Debt Crisis: Irish economy nosedives again putting pressure on Government targets
Published 16/12/2011 | 11:22
IRELAND’S economy has nosedived again, falling 1.9pc towards the end of the summer, official figures have shown.
A report on the value of gross domestic product for July-September, which includes the country's huge multinational sector, showed the first drop since the end of last year.
The domestic economy also suffered, with a 2.2pc downturn in home-grown business compared with the previous three months.
The alarming Central Statistics Office (CSO) figures were published as Ireland's bailout bosses in the International Monetary Fund (IMF) warned about the knock-on effect of economy woes overseas.

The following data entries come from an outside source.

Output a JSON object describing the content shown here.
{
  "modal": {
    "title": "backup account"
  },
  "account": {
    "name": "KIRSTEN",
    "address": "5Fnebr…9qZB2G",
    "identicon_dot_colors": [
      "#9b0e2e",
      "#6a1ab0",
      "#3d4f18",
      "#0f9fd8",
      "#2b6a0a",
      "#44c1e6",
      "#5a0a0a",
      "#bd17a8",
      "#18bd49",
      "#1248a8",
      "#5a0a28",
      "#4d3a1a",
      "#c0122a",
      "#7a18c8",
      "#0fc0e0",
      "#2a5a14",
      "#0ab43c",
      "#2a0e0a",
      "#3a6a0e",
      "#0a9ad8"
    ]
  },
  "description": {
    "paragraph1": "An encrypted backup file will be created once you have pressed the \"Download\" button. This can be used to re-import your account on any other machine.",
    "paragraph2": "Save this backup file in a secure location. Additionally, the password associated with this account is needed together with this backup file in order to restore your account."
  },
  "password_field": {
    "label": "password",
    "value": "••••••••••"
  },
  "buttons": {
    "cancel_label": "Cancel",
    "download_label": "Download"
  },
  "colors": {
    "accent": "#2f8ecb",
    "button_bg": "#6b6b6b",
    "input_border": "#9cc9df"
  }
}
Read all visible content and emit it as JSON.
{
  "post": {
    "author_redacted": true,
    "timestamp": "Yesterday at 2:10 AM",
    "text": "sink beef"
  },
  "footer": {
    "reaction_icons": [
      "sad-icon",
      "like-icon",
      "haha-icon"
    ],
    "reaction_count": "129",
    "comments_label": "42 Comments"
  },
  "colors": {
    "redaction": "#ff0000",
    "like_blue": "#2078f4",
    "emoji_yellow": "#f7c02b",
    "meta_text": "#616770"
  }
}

After reviewing the Government's budget and austerity measures to date the agency signed off on a €3.9bn tranche of loans this week.
The IMF warned that weakening activity among Ireland's trading partners would slow Irish exports and leave real GDP growth at about 1pc next year.
The CSO said there had been a 20pc fall in investment compared with the previous quarter, figures which can be heavily influenced by the purchase of valuable aircraft.
The report also said that consumer spending, construction and government spending were all continuing to fall in the third quarter.
Looking at the changes over the year, the CSO said there has been a 15pc increase in farming, forestry and fishing while construction is down 20pc.
The Department of Finance said the figures confirmed fears that the economy would contract in the second half of the year.
"The figures are very much in line with the forecasts published in Budget 2012. They show that the economy will return to growth for 2011 and that it was prudent to revise down the growth forecasts for 2012 to 1.3pc," a spokesman said.
"The economic growth in 2011 will primarily be driven by the very strong performance in the first half of the year."
The Department warned about the significant impact the eurozone crisis is having but claimed Budget 2012 has moved to encourage growth in small and medium sized enterprises, multinationals, the agri-food sector, manufacturing, financial services and tourism.
The spokesman said the end of a car scrappage scheme also played a part in diminishing consumption.
The CSO figures show the economy shrank at the fastest rate in two years.
David Begg, head of umbrella trade union body Congress, claimed that austerity was costing growth and jobs.
"Current policies are making recovery almost impossible," he said.
"No economy can sustain the sort of ongoing damage that is being inflicted on us. The latest figures show, yet again, a big drop in domestic demand while retailers warn of more closures in the new year. We need growth and we need it quickly."
Mr Begg added: "In his budget speech, the Minister for Finance indicated that he was interested in pursuing a proposal we made in relation to facilitating private pension fund investment in key projects.
"We would urge him to act speedily on this and for the Government as a whole to act on a wider range of initiatives that can inject some growth into the economy."